The girl thought of being coy. “If you win, I get half of the winnings.” She wished she had the bravery to say this. But the words would skip around inside her mouth, so that all that would come out was a “flurgy” and a terribly awkward shaky smile. And god knows last time she brushed her teeth.
The man continued to look at her. He seemed to be studying her. “2 more numbers, Gorgeous,” he said. He grinned again. This time, the right side of his mouth went up higher than the right side; also, his left eye winked. The man wore a leather jacket, and a button (yellow) that said RAILROAD CROSSING, DANGER.
2 more numbers. “Um,” said the girl. “17 and 3.”
“Okey dokie, Lady Luck. Can I have a kiss on the cheek for Luck, Miss Lady?”
The girl blushed.
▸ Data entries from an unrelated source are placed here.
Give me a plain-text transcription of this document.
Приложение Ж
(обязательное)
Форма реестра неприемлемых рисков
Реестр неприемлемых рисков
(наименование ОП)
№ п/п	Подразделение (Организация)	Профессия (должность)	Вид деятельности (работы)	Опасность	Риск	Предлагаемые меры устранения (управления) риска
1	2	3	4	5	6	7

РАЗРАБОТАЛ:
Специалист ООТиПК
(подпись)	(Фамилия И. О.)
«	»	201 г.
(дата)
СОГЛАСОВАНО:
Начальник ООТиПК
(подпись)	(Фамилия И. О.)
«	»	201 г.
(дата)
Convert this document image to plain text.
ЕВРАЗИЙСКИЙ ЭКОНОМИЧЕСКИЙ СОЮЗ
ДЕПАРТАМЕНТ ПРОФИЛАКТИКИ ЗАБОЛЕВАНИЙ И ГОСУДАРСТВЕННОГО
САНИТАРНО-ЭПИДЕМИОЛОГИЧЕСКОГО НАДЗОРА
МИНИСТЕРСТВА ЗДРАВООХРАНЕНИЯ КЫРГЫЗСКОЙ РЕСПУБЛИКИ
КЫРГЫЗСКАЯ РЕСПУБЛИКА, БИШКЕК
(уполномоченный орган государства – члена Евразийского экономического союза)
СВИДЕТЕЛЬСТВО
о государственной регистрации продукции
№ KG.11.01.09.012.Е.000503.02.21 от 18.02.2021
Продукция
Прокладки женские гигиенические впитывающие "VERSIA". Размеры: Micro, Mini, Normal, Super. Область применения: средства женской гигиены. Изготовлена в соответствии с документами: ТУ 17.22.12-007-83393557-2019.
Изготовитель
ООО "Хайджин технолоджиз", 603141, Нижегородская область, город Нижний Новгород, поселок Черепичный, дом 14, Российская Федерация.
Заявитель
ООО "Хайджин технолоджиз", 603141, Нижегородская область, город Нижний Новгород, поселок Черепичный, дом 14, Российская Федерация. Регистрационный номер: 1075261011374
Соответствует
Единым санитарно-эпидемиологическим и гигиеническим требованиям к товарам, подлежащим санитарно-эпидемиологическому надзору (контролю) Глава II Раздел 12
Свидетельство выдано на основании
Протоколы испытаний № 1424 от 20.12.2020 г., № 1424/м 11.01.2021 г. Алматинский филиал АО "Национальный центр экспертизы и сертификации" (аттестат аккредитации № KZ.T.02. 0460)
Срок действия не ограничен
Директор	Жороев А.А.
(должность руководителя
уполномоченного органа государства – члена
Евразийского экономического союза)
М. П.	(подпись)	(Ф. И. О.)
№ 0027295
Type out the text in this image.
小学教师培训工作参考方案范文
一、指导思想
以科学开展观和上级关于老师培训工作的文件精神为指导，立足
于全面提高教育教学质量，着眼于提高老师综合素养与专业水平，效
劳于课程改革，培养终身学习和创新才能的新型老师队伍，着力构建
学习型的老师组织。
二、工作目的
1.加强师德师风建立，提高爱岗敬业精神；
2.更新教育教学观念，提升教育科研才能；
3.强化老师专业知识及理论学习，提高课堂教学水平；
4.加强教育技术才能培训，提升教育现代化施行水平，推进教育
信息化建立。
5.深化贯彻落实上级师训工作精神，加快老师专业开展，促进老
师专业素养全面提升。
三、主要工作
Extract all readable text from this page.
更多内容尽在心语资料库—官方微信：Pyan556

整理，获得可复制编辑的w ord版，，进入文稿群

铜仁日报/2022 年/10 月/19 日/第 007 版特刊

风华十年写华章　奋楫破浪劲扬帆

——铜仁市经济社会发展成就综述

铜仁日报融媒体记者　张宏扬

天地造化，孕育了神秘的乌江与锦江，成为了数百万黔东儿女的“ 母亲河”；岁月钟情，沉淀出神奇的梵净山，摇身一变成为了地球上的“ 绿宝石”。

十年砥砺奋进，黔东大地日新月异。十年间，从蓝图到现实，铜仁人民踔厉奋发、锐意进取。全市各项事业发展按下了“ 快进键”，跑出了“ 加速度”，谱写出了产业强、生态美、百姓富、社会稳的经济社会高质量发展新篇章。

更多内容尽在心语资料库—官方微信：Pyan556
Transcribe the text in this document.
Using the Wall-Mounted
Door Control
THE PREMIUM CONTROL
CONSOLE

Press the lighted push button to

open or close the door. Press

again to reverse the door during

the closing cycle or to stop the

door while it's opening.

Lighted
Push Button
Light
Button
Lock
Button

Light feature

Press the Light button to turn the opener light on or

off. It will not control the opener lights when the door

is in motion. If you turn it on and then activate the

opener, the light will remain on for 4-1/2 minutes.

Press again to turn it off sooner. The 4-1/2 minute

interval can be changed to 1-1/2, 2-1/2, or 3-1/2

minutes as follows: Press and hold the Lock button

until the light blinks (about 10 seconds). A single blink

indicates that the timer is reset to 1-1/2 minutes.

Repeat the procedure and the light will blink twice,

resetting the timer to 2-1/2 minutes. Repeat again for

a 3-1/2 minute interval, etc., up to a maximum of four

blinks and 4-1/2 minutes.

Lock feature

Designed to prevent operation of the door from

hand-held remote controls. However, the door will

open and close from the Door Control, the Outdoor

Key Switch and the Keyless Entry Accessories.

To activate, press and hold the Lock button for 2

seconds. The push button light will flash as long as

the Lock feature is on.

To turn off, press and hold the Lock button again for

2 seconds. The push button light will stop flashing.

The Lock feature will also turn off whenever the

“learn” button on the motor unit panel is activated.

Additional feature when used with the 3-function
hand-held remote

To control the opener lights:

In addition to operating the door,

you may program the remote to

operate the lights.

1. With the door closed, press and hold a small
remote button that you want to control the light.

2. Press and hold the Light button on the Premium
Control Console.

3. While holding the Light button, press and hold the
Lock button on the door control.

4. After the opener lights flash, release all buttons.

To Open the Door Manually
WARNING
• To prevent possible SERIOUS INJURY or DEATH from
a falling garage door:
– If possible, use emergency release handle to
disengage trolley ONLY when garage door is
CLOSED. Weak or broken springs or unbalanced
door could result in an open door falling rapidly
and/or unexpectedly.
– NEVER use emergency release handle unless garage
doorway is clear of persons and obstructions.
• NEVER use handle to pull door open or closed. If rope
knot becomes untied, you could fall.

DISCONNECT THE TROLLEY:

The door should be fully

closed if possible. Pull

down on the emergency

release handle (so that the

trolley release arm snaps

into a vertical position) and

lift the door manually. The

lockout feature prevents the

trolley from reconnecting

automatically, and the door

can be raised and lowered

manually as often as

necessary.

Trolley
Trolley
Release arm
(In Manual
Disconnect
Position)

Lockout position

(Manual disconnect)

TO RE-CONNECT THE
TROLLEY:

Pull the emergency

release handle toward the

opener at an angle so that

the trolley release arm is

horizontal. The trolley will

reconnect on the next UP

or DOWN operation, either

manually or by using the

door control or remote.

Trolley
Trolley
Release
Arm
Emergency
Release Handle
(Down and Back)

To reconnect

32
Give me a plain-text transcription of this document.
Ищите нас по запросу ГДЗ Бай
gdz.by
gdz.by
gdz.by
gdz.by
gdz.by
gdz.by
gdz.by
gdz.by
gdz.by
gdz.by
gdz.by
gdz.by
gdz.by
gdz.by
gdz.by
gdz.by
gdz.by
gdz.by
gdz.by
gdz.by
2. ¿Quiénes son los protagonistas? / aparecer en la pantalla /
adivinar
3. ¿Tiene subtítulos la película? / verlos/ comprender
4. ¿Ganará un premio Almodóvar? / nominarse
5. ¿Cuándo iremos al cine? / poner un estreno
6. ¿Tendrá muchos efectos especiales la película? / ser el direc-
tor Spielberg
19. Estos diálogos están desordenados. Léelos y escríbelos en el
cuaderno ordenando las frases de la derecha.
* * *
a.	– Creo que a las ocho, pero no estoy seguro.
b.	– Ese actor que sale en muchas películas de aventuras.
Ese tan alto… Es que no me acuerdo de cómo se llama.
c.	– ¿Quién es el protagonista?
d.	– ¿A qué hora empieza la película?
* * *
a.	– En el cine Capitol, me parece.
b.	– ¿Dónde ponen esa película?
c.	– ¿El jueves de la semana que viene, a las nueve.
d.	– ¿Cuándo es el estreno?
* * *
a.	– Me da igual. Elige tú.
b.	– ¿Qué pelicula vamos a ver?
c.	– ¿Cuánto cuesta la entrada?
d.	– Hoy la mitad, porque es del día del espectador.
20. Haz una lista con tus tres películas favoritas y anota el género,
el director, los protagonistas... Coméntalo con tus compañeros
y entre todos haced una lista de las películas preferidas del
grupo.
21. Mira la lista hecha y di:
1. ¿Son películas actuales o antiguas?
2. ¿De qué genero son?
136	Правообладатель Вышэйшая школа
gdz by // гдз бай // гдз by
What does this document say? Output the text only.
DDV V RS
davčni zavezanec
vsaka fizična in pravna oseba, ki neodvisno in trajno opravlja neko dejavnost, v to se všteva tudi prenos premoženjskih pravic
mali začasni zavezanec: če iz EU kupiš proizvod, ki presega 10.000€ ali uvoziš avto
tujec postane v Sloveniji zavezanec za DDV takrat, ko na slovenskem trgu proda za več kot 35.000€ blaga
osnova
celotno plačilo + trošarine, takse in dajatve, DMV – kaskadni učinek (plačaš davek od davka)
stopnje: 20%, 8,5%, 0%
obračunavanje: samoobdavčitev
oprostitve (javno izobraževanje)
The man leaned over and gave her a peck on the cheek. It was the most tender of kisses. Like a warm peach at a picnic under a tree.
Lady Luck, blushing, took her bag of things, and her medium coffee with 5 creamers, and left. She listened to the bell ring as the door shut. She got back into her car. The rain had cleared, although the sky was still wet. The sky, like the asphalt, was still wet. Hello leather. Yellow feather.
The girl put her bag of things in the passenger seat, and her medium coffee with 5 creamers in the cup holder. She slammed the door. She put her forehead on the steering wheel, and wanted to cry – no, she didn't want to cry, she wanted to sob. She shook her head, against the leather wheel, and made a noise in her throat.
In the old movies, when the women swooned they needed smelling salts. Where are the smelling salts? Do they still sell smelling salts?
The girl actually did get dizzy then, thinking about the smelling salts, but it passed and the world righted itself. She unwrapped a stick of Juicy Fruit, unpeeled the aluminum, and stuck the gum in her mouth. Huh. She put her sunglasses on properly, looked in the dashboard mirror and appraised herself – she looked pale. She put on bright red lipstick. She tied her head kerchief tighter. She turned on the engine and was backing out, and there was Mister Grin. He waved at her to roll down her window. She did so. She put her elbow on the window and leaned out. “Yeah?” said the girl.
“Thanks for the numbers,” he said. “If I win, I'll e-mail you and we can split the winnings, eh?”
“That would involve me giving you my e-mail address.”
“That would be true,” he said, and smiled.
She scribbled her yahoo account address on a Post-it and gave it to him. “It's like that movie, with Nicolas Cage and Elizabeth Shue,” she said.
“You mean Nicolas Cage and Bridget Fonda.”
“Right.”
He knocked his fist on the hood of the car, and smiled. “It could happen to you. Later, Lady.”
She didn't know anyone anymore. No one. How things were to go? How things were to go?? “Bye,” she said, and turned on the wipers and headlights and drove, as the rain started down again. Very suddenly, it started again, until it was like the car was in a swimming pool, driving through a wall of water. She turned on her brights and the radio. It was 6:37pm. In a couple hours, she'd stop at another motel. Her wipers went as fast as they could. They looked like they were psycho. Flip flip flip flip flip. The radio played “Sweet Home Alabama,” almost without static. She started to cry.